There was no clear association between red wine and free sulfur dioxide content. The points on the graph did not display any clear pattern, although more so than the previous two graphs. The R-squared value of the graph’s fit was found to be 0.003. This was below the pre-established threshold for a “strong” association. Overall, hese results suggested that almost no variation in quality could be explained by variation in free sulfur dixoide (mg), and thus that sulfur dioxide content has very little predictive power over wine quality.

Discussion

The results of this study did not support its hypothesis. While it was predicted that pH, sulphate content, and free sulfur dioxide content would affect wine quality, no factor seemed to have strong predictive power over wine quality, as all R-squared values were below the pre-established threshold for “strong” associations. Moreover, none of the graphs had any discernible trends to them; in each one, the points seemed to be scattered randomly. As R-squared is a quantitative display of how much variation in the dependent variable can be explained by the explanatory variable, a low R-squared value suggests that little variation could be explained. In simple terms, linear fits between two variables with very small R-squared values, as seen in the graphs above, model relationships that do not seem to vary dependently and hold no predictive power over one another. As such, it was observed that common beliefs about the ability of pH and sulphate content to affect wine quality were not necessarily accurate, as quality seemed to vary independently of different pH levels or distinct sulphate/sulfur dioxide content.

Theoretically, these results made sense because, as mentioned in the introduction, experts tend to see wine quality as a coupling characteristic of all the other unique characteristics of the wine. So, in other words, whereas one wine might have had a low pH and a high quality, another wine could have had a higher pH, but the same quality, because its other factors could have been different. It is very likely that factors other than pH and sulphate content are at play in the determination of wine quality.

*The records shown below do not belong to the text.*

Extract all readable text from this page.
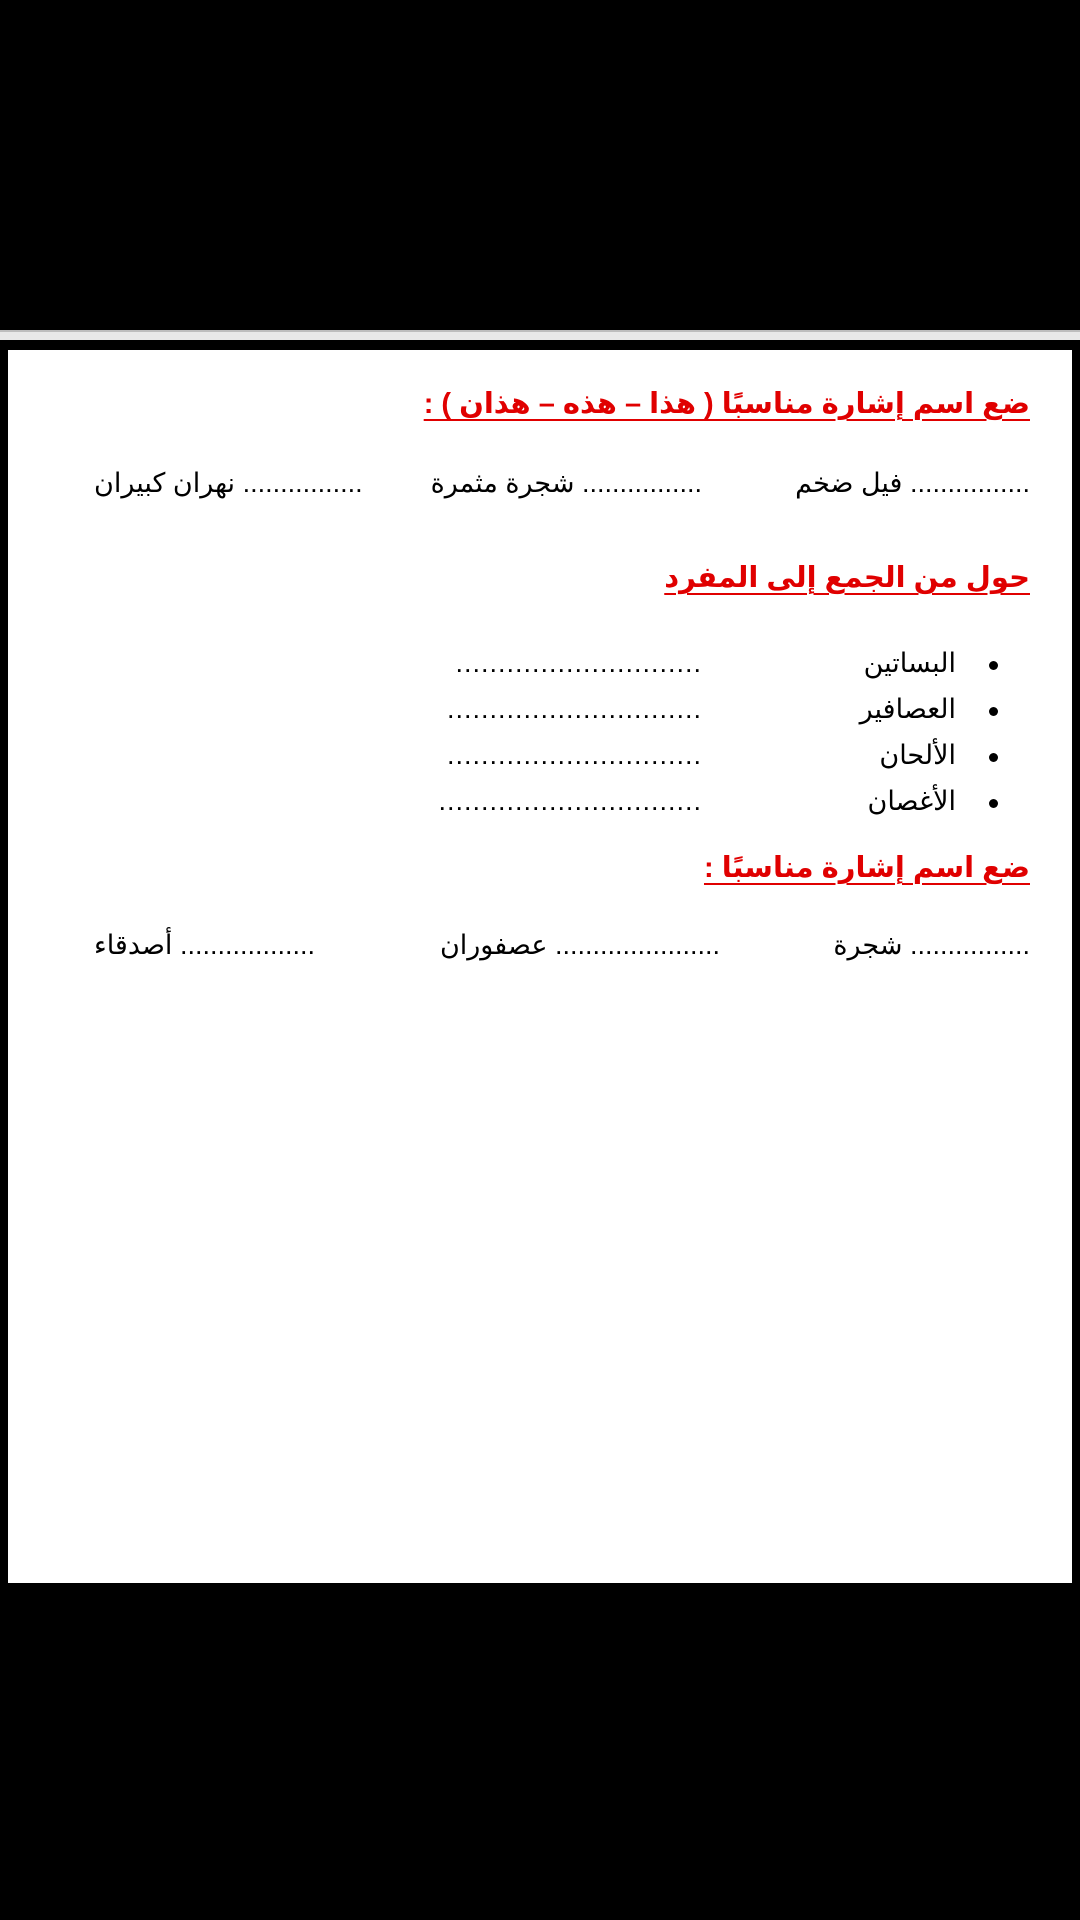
ضع اسم إشارة مناسبًا ( هذا – هذه – هذان ) :
................ فيل ضخم
................ شجرة مثمرة
................ نهران كبيران
حول من الجمع إلى المفرد
البساتين
.............................
العصافير
..............................
الألحان
..............................
الأغصان
...............................
ضع اسم إشارة مناسبًا :
................ شجرة
...................... عصفوران
.................. أصدقاء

This experiment’s main limitations were that the wine data was taken only from a specific type of red wine. It is possible that the quality of wines other than Vihno Verde is, in fact, affected by changes in pH and/or sulfuric contents. So, in the future, it would be interesting to investigate this experiment’s hypothesis within a larger scope, perhaps combining data from hundreds of different types of wines. Also, since variables such as grape type, selling price, barrel wood type, and brand were not included in the dataset, it would be interesting to find a dataset with these variables present in order to be able to investigate their association with wine quality. It is likely that they would have stronger predictive power over quality than would pH or sulphate content.

Conclusion

The linear regression analysis conducted suggested that changes in neither pH nor sulfuric (sulphate and/or free sulfur dioxide) content associated strongly with changes in quality of Vihno Verde Portuguese wine. As linear fit models for each variables’ associations with quality were created, none yielded R-squared values above 0.80 (the predetermined threshold for “strong” predictive power), barring the researchers from concluding that any of these three variables held strong predictive power over wine quality.